Financial Times FT.com

Tesco dragged into Turkish bribery case

By Alex Barker in Ankara and Tom Braithwaite in London

Published: August 14 2008 23:33 | Last updated: August 14 2008 23:33

Tesco has become embroiled in a Turkish political scandal after the development of its largest store in the country was caught up in bribery allegations.

An entrepreneur, whom the UK retailer paid $13m for a prime site near Istanbul, is accused of bribing a leading politician of the governing AKP party with $1m to push through an ambitious planning application.

Tesco is not accused of any wrongdoing in the case and Mehmet Karasu, the entrepreneur, and Saban Disli, deputy leader of the AKP, have denied any wrongdoing.

Mr Karasu was able to navigate Turkey’s cumbersome planning bureaucracy, gaining permission to move a park and a road and changing municipal planning regulations within a year. The decision was unusually fast and favourable, said a local planning expert.

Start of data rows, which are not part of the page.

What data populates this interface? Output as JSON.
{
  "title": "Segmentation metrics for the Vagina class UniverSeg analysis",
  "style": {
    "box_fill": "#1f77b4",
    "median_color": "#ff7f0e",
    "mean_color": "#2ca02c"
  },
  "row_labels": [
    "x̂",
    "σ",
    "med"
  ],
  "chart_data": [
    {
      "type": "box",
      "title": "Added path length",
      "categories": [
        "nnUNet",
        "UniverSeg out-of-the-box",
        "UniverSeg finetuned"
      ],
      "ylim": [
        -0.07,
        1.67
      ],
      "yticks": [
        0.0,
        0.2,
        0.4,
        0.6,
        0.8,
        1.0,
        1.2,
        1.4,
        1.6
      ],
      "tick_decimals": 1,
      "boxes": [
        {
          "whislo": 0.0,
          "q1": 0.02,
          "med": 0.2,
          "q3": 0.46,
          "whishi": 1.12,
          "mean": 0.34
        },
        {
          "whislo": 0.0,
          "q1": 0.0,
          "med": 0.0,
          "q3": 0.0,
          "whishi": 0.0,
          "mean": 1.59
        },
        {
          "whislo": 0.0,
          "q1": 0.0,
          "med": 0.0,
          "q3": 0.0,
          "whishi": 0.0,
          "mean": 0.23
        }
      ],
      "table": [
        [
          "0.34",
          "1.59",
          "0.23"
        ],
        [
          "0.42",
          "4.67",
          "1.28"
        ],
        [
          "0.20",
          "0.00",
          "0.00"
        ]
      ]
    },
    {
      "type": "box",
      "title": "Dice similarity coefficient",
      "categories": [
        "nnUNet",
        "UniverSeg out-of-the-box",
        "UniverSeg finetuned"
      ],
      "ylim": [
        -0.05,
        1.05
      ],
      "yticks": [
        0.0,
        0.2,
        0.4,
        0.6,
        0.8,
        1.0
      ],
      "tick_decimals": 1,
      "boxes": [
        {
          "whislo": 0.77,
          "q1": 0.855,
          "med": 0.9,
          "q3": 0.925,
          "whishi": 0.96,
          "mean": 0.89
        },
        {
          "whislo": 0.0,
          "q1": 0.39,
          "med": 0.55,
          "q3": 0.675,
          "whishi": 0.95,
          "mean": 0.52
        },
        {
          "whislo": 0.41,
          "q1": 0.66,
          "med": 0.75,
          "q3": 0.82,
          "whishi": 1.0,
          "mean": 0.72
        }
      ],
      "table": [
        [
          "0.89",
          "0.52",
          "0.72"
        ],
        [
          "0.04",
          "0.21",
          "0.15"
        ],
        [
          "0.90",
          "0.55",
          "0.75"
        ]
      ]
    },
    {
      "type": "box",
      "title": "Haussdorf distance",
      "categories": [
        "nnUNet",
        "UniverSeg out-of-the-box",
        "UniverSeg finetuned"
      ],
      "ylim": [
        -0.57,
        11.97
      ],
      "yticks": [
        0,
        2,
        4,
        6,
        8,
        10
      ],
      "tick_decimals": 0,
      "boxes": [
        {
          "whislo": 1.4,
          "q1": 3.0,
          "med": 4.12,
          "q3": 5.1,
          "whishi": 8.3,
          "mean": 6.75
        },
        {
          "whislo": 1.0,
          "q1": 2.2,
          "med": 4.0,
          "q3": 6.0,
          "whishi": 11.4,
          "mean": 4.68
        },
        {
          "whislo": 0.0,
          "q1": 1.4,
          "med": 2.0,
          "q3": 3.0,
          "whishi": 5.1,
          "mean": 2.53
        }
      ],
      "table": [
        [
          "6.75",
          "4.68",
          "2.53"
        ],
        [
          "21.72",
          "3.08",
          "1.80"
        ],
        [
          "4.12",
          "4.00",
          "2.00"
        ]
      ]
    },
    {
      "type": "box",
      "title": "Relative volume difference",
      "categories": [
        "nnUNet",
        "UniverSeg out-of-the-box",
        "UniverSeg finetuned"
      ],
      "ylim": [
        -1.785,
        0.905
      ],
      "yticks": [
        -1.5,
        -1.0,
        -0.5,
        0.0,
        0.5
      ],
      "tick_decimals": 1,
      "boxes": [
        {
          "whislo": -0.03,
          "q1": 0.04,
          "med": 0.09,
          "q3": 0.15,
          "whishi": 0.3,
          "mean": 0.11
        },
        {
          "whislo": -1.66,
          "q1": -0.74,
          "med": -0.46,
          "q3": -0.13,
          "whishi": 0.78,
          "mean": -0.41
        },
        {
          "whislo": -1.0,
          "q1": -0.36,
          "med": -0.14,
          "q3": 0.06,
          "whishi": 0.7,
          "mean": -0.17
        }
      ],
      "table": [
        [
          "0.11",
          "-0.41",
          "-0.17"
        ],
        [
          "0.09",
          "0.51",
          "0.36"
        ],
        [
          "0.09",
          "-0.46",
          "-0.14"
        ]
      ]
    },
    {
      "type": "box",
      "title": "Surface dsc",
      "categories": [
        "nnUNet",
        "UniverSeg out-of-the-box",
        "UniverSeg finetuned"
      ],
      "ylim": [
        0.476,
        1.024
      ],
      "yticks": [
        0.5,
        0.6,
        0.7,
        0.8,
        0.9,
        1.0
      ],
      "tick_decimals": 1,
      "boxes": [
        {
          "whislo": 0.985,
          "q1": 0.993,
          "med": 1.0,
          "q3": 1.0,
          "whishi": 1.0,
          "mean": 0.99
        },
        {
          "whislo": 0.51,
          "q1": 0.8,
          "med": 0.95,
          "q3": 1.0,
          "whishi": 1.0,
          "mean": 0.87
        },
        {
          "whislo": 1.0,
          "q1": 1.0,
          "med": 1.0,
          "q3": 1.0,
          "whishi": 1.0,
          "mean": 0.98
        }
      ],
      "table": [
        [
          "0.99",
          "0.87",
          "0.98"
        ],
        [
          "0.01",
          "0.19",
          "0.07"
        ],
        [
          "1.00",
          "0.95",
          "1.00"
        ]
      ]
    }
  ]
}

Opposition politicians have led the accusations against Mr Disli, following a complaint from someone involved in the deal. A Turkish prosecutor is now examining the complaint.

“Tesco Kipa purchased this land with commercial planning consents in place and was not involved in any application for rezoning,” said the supermarket group. “The allegations that have surfaced in Turkey are a political matter and have nothing to do with our purchase of the land or subsequent store development. We acted entirely properly throughout the commercial negotiations to buy this land, ensuring that we complied with all local regulations.”

Tesco has opened more than 65 stores since entering Turkey with the £75m acquisition of the local Kipa chain in 2003. In a notarised contract seen by the Financial Times, Tesco made an “initial payment” of $1.5m to help Mr Karasu in buying the land and pledged to pay a further $6.9m after he obtained planning permits. The original lease allowed only non-commercial development.

The deal came 20 days after Mr Karasu reached a separate agreement with Mr Disli, deputy leader of the ruling Justice and Development party (AKP). The signed contract, which emerged in a court case, said Mr Karasu would pay Mr Disli $1m once the land was bought and planning permission granted.

Tesco eventually paid about $13m for the land, almost $5m more than first agreed. This gave Mr Karasu’s consortium a profit of almost $10m within two years of buying the land – with the support of Tesco – for $3.5m.